L'histoire de l'utilisation industrielle des forêts boréales peut remonter à deux siècles, ou être totalement inexistante selon la distance qui les séparent du consommateur et leur accessibilité. Certaines d'entre elles, exploitées aujourd'hui, sont donc artificielles et résultent des pratiques sylvicoles humaines du passé, alors que, dans d'autres, les arbres que l'on coupe aujourd'hui ont été semés il y a des siècles par la seule mère nature.
En Europe, l'exploitation à grande échelle des forêts boréales a commencé vers le milieu du XIXe siècle. Au début, cette exploitation ressemblait un peu à l'exploitation minière. Elle servait de base à l'établissement de scieries et de communautés avoisinantes. On investissait peu ou pas du tout dans les traitements sylvicoles visant à rajeunir les peuplements. Toutefois, au bout de quelques décennies d'une telle exploitation, les essences fournies par la seule nature commençaient à s'amenuiser. Pour alimenter les industries il fallait transporter le bois de plus en plus loin, tandis que les coûts augmentaient aussi. Or, il n'était pas facile de déplacer les scieries et les communautés avoisinantes, les unes et les autres représentant d'immenses investissements et avantages sociaux. Que pouvait-on faire pour assurer la viabilité et améliorer la récolte de bois aux alentours? C'est dans cette période de transition qu'intervient la sylviculture dont le rôle est généralement reconnu.
Comme, à l'époque, on comprenait mal l'écologie des forêts boréales, on y introduisit et on y pratiqua largement les systèmes de coupes de jardinage mis au point et appliqués avec succès dans des peuplements forestiers du continent situés plus au sud. Ces systèmes paraissaient en principe idéaux. Pas de frais de plantation ni de soins culturaux, l'habile maniement de la hache suffisant à maintenir la forêt en bon état et apte à produire. Dans beaucoup d'endroits, cependant, ces méthodes se traduisirent par de véritables désastres biologiques. Faute d'une sérieuse préparation du terrain, bien des zones exploitées devinrent la proie d'une végétation broussailleuse dominante agressive. Seules purent survivre des essences climaciques résistantes à l'ombre, autrement dit l'épicéa et le sapin, essences déjà présentes dans le sous-bois du peuplement précédent; d'où l'apparition, dans ces forêts, d'une composition spécifique totalement différente. Et c'est ainsi qu'au lieu de l'Eden promis, on se retrouva devant des millions d'hectares de forêts claires, arbustives, faites d'essences à croissance lente et sans aucune valeur commerciale. En l'absence de fortes perturbations, dues à la nature ou à l'intervention de l'homme (les feux spontanés ont été largement supprimés), les processus biologiques de la forêt s'immobilisèrent.

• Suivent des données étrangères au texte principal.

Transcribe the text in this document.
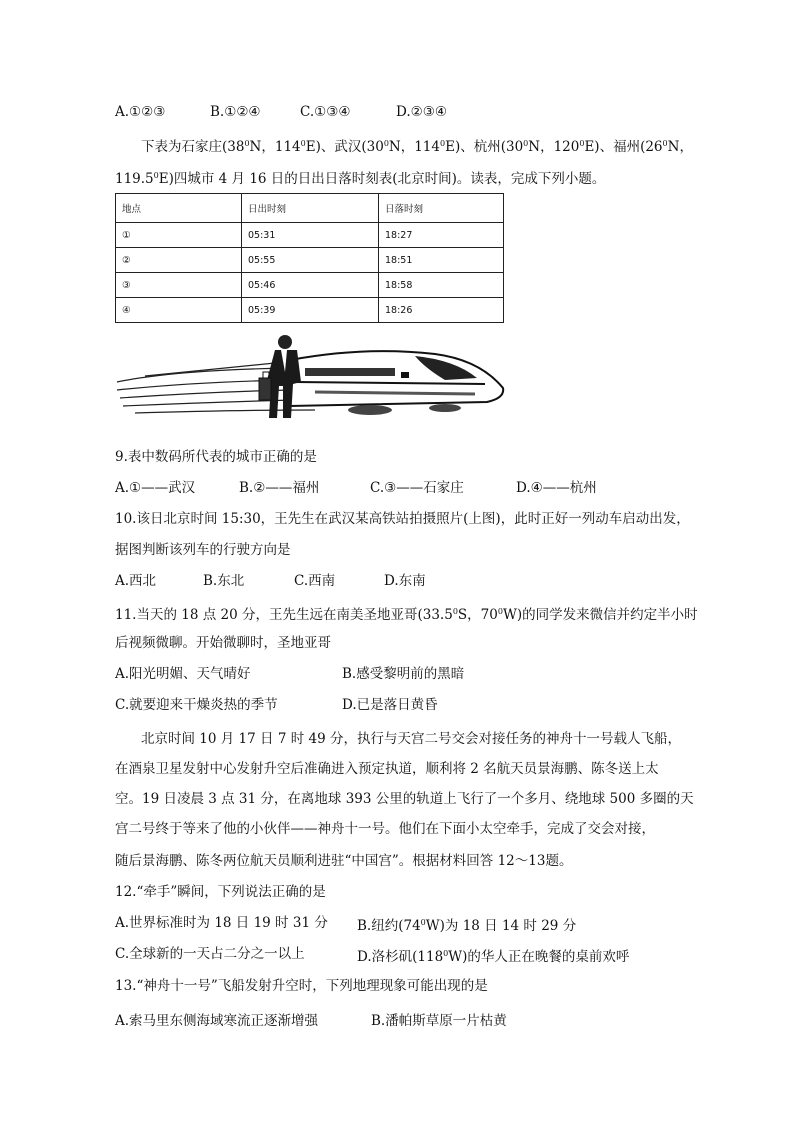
A.①②③	B.①②④	C.①③④	D.②③④
下表为石家庄($38^0N$，$114^0E$)、武汉($30^0N$，$114^0E$)、杭州($30^0N$，$120^0E$)、福州($26^0N$，
119.5$^0$E)四城市 4 月 16 日的日出日落时刻表(北京时间)。读表，完成下列小题。
地点	日出时刻	日落时刻
①	05:31	18:27
②	05:55	18:51
③	05:46	18:58
④	05:39	18:26
9.表中数码所代表的城市正确的是
A.①——武汉	B.②——福州	C.③——石家庄	D.④——杭州
10.该日北京时间 15:30，王先生在武汉某高铁站拍摄照片(上图)，此时正好一列动车启动出发，
据图判断该列车的行驶方向是
A.西北	B.东北	C.西南	D.东南
11.当天的 18 点 20 分，王先生远在南美圣地亚哥(33.5$^0$S，$70^0W$)的同学发来微信并约定半小时
后视频微聊。开始微聊时，圣地亚哥
A.阳光明媚、天气晴好	B.感受黎明前的黑暗
C.就要迎来干燥炎热的季节	D.已是落日黄昏
北京时间 10 月 17 日 7 时 49 分，执行与天宫二号交会对接任务的神舟十一号载人飞船，
在酒泉卫星发射中心发射升空后准确进入预定执道，顺利将 2 名航天员景海鹏、陈冬送上太
空。19 日凌晨 3 点 31 分，在离地球 393 公里的轨道上飞行了一个多月、绕地球 500 多圈的天
宫二号终于等来了他的小伙伴——神舟十一号。他们在下面小太空牵手，完成了交会对接，
随后景海鹏、陈冬两位航天员顺利进驻“中国宫”。根据材料回答 12～13题。
12.“牵手”瞬间，下列说法正确的是
A.世界标准时为 18 日 19 时 31 分 B.纽约$(74^0W)$为 18 日 14 时 29 分
C.全球新的一天占二分之一以上	D.洛杉矶$(118^0W)$的华人正在晚餐的桌前欢呼
13.“神舟十一号”飞船发射升空时，下列地理现象可能出现的是
A.索马里东侧海域寒流正逐渐增强	B.潘帕斯草原一片枯黄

Ce n'est que dans les années 40 que l'on finit par comprendre et reconnaître l'échec de la coupe de jardinage en tant que méthode généralisée dans les forêts boréales de l'Europe du Nord. Depuis lors, un formidable programme de restauration a permis de transformer ces zones forestières abîmées en une nouvelle génération dynamique de jeunes peuplements à croissance rapide.

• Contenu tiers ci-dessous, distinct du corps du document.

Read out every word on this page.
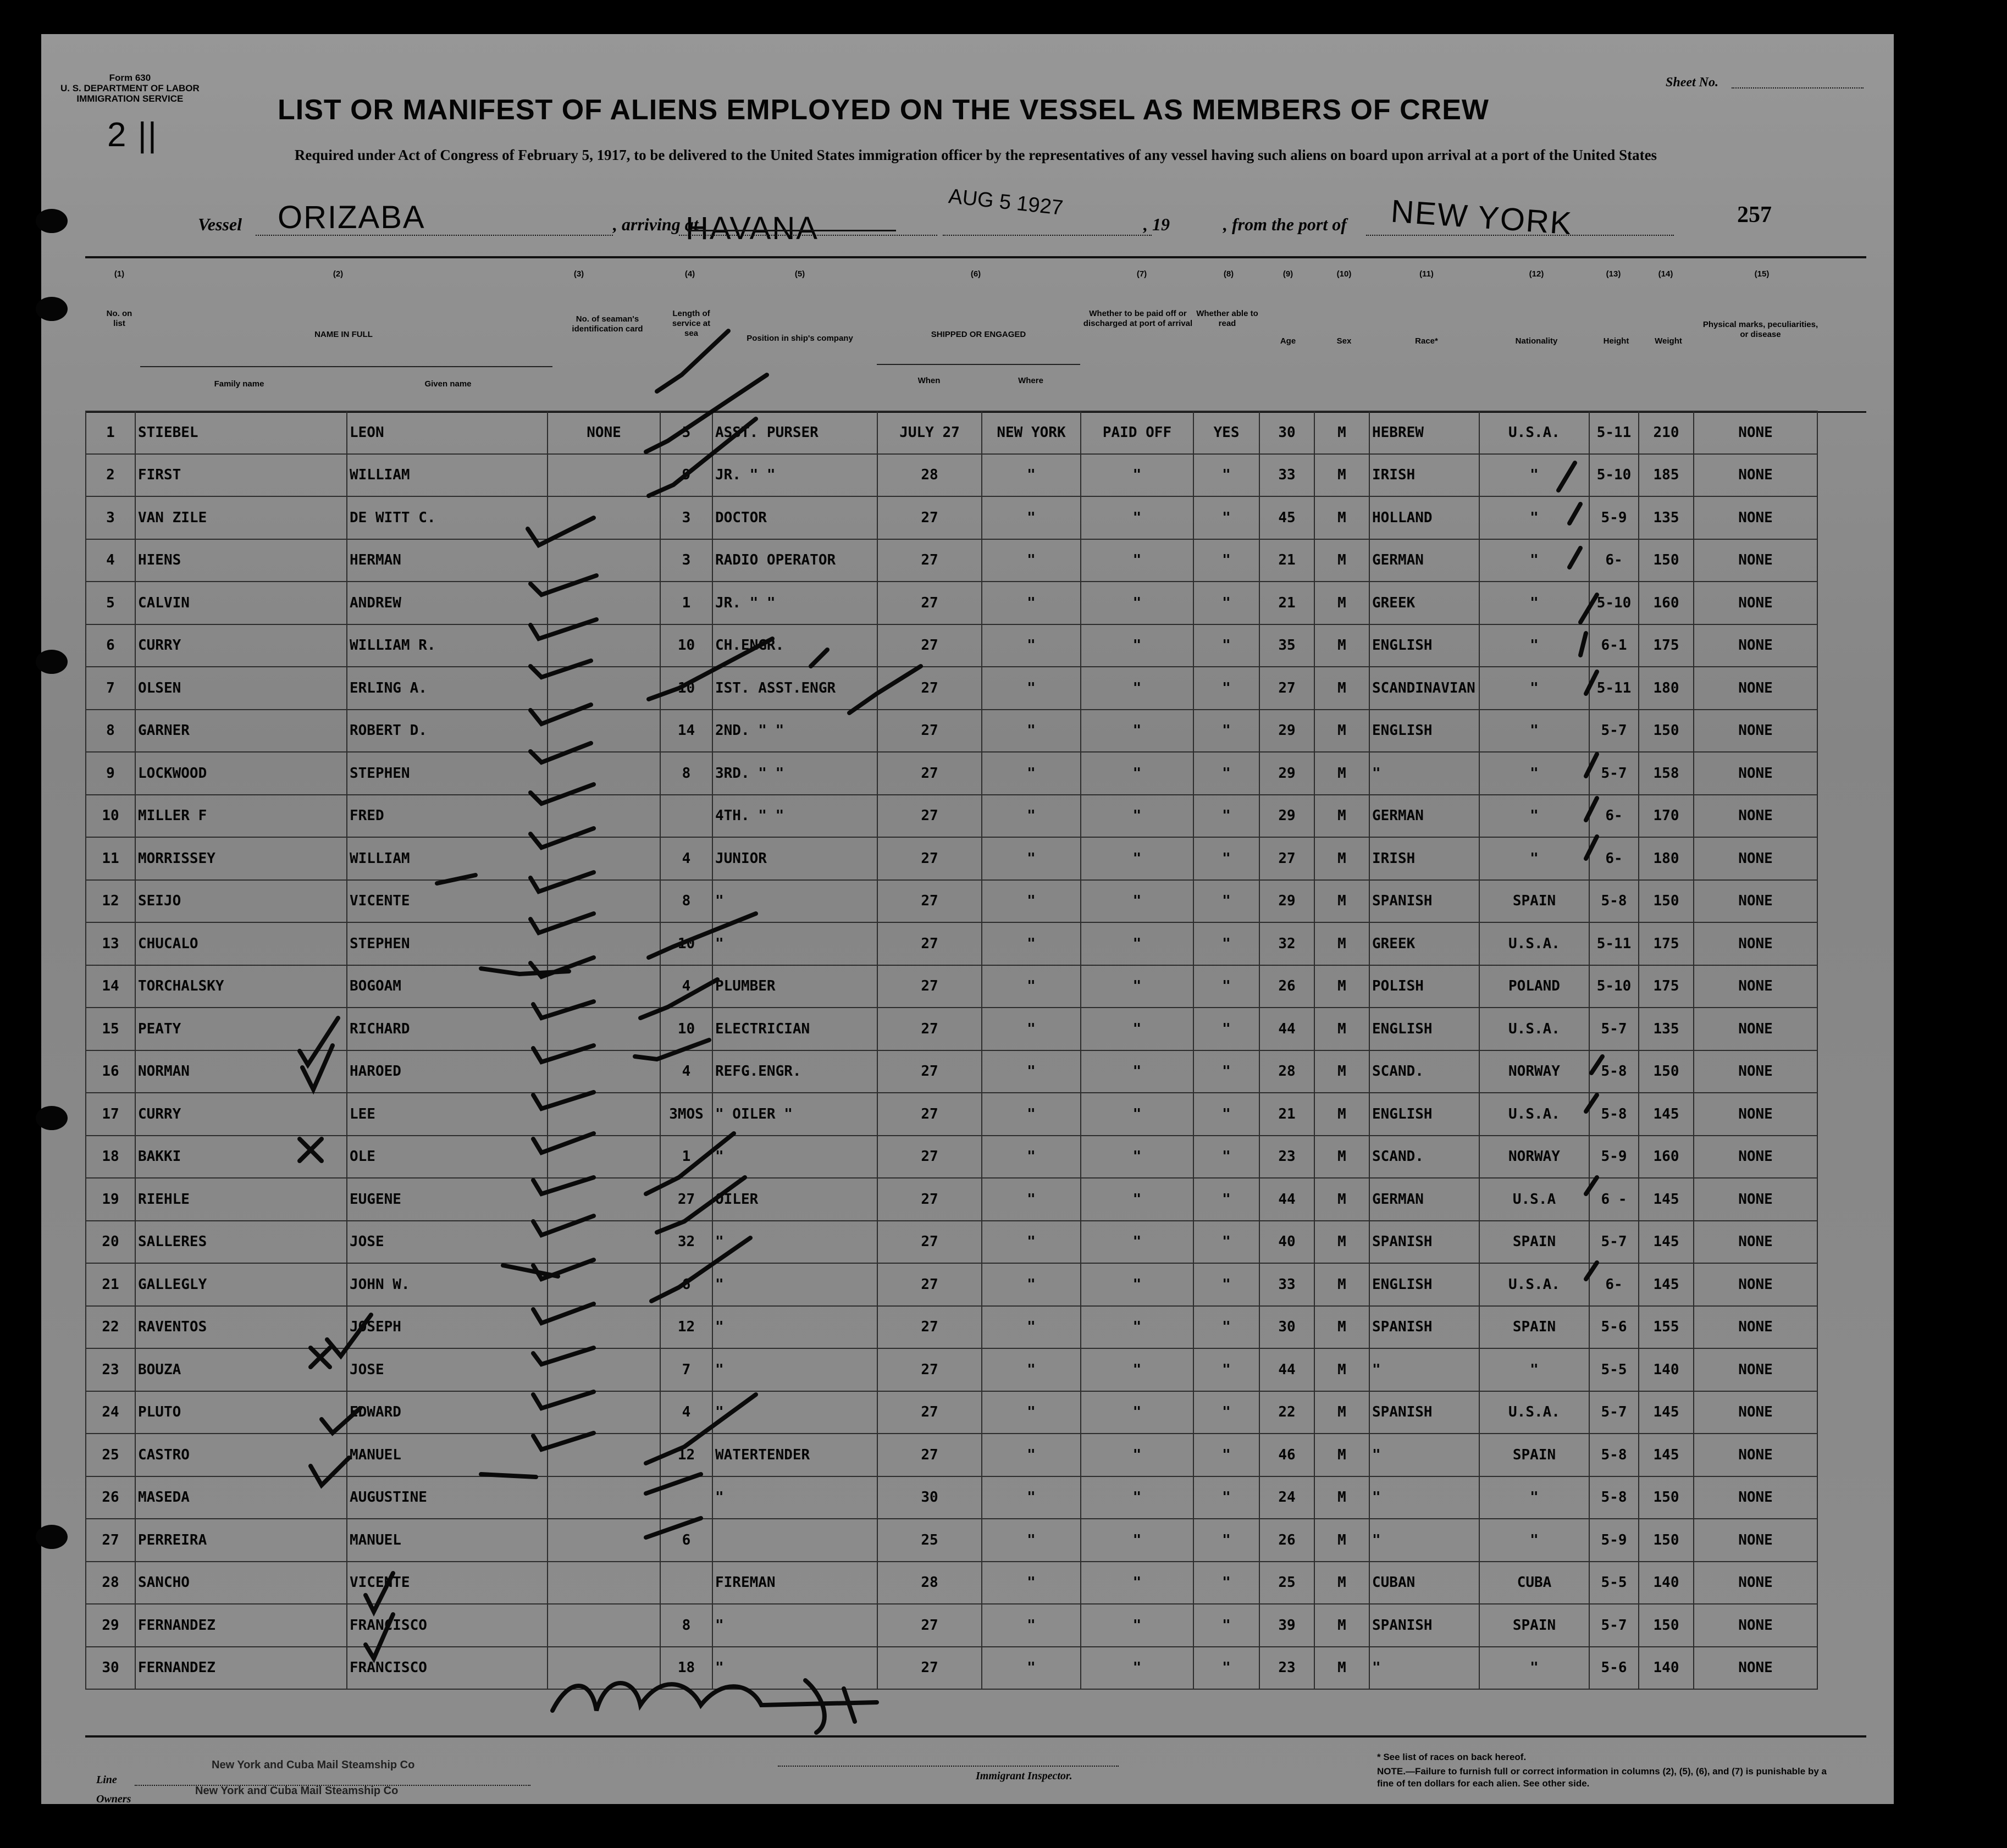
Form 630
U. S. DEPARTMENT OF LABOR
IMMIGRATION SERVICE
2 ||
Sheet No.
LIST OR MANIFEST OF ALIENS EMPLOYED ON THE VESSEL AS MEMBERS OF CREW
Required under Act of Congress of February 5, 1917, to be delivered to the United States immigration officer by the representatives of any vessel having such aliens on board upon arrival at a port of the United States
Vessel ORIZABA	, arriving at
HAVANA
AUG 5 1927
, 19	, from the port of NEW YORK	257
(1)	(2)	(3)	(4)	(5)	(6)	(7)	(8)	(9)	(10)	(11)	(12)	(13)	(14)	(15)
No. on list
NAME IN FULL
Family name	Given name
No. of seaman's identification card
Length of service at sea
Position in ship's company	SHIPPED OR ENGAGED
When	Where
Whether to be paid off or discharged at port of arrival
Whether able to read
Age	Sex	Race*	Nationality	Height	Weight
Physical marks, peculiarities, or disease
1	STIEBEL	LEON	NONE	5	ASST. PURSER	JULY 27	NEW YORK	PAID OFF	YES	30	M	HEBREW	U.S.A.	5-11	210	NONE
2	FIRST	WILLIAM		9	JR. " "	28	"	"	"	33	M	IRISH	"	5-10	185	NONE
3	VAN ZILE	DE WITT C.		3	DOCTOR	27	"	"	"	45	M	HOLLAND	"	5-9	135	NONE
4	HIENS	HERMAN		3	RADIO OPERATOR	27	"	"	"	21	M	GERMAN	"	6-	150	NONE
5	CALVIN	ANDREW		1	JR. " "	27	"	"	"	21	M	GREEK	"	5-10	160	NONE
6	CURRY	WILLIAM R.		10	CH.ENGR.	27	"	"	"	35	M	ENGLISH	"	6-1	175	NONE
7	OLSEN	ERLING A.		10	IST. ASST.ENGR	27	"	"	"	27	M	SCANDINAVIAN	"	5-11	180	NONE
8	GARNER	ROBERT D.		14	2ND. " "	27	"	"	"	29	M	ENGLISH	"	5-7	150	NONE
9	LOCKWOOD	STEPHEN		8	3RD. " "	27	"	"	"	29	M	"	"	5-7	158	NONE
10	MILLER F	FRED			4TH. " "	27	"	"	"	29	M	GERMAN	"	6-	170	NONE
11	MORRISSEY	WILLIAM		4	JUNIOR	27	"	"	"	27	M	IRISH	"	6-	180	NONE
12	SEIJO	VICENTE		8	"	27	"	"	"	29	M	SPANISH	SPAIN	5-8	150	NONE
13	CHUCALO	STEPHEN		10	"	27	"	"	"	32	M	GREEK	U.S.A.	5-11	175	NONE
14	TORCHALSKY	BOGOAM		4	PLUMBER	27	"	"	"	26	M	POLISH	POLAND	5-10	175	NONE
15	PEATY	RICHARD		10	ELECTRICIAN	27	"	"	"	44	M	ENGLISH	U.S.A.	5-7	135	NONE
16	NORMAN	HAROED		4	REFG.ENGR.	27	"	"	"	28	M	SCAND.	NORWAY	5-8	150	NONE
17	CURRY	LEE		3MOS	" OILER "	27	"	"	"	21	M	ENGLISH	U.S.A.	5-8	145	NONE
18	BAKKI	OLE		1	"	27	"	"	"	23	M	SCAND.	NORWAY	5-9	160	NONE
19	RIEHLE	EUGENE		27	OILER	27	"	"	"	44	M	GERMAN	U.S.A	6 -	145	NONE
20	SALLERES	JOSE		32	"	27	"	"	"	40	M	SPANISH	SPAIN	5-7	145	NONE
21	GALLEGLY	JOHN W.		6	"	27	"	"	"	33	M	ENGLISH	U.S.A.	6-	145	NONE
22	RAVENTOS	JOSEPH		12	"	27	"	"	"	30	M	SPANISH	SPAIN	5-6	155	NONE
23	BOUZA	JOSE		7	"	27	"	"	"	44	M	"	"	5-5	140	NONE
24	PLUTO	EDWARD		4	"	27	"	"	"	22	M	SPANISH	U.S.A.	5-7	145	NONE
25	CASTRO	MANUEL		12	WATERTENDER	27	"	"	"	46	M	"	SPAIN	5-8	145	NONE
26	MASEDA	AUGUSTINE			"	30	"	"	"	24	M	"	"	5-8	150	NONE
27	PERREIRA	MANUEL		6		25	"	"	"	26	M	"	"	5-9	150	NONE
28	SANCHO	VICENTE			FIREMAN	28	"	"	"	25	M	CUBAN	CUBA	5-5	140	NONE
29	FERNANDEZ	FRANCISCO		8	"	27	"	"	"	39	M	SPANISH	SPAIN	5-7	150	NONE
30	FERNANDEZ	FRANCISCO		18	"	27	"	"	"	23	M	"	"	5-6	140	NONE
New York and Cuba Mail Steamship Co
Line
New York and Cuba Mail Steamship Co
Owners
Immigrant Inspector.
* See list of races on back hereof.
NOTE.—Failure to furnish full or correct information in columns (2), (5), (6), and (7) is punishable by a fine of ten dollars for each alien. See other side.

Sur les quantités totales annuelles enlevées de bois d'uvre et industriel, 80 pour cent, voire plus, proviennent des coupes définitives pratiquées à grande échelle dans les forêts naturelles domaniales de la Fédération de Russie et du Canada. Par «grande échelle», on entend ici les seules quantités enlevées par coupes rases sur des sites couvrant souvent de 50 à 100 ha ou plus et ayant un rendement de dizaines de milliers de mètres cubes de bois. Dans les pays nordiques, les grandes sociétés industrielles forestières exploitent leurs peuplements de manière analogue, bien qu'il s'agisse en l'occurrence de peuplements de deuxième ou troisième génération et non plus de peuplements primaires. Dans l'ensemble, la foresterie en zone boréale se pratique donc principalement à grande échelle. Dans la forêt industrielle, les méthodes sylvicoles se caractérisent donc par la mécanisation et sont motivées par le profit, la rentabilité, le contrôle des opérations, etc.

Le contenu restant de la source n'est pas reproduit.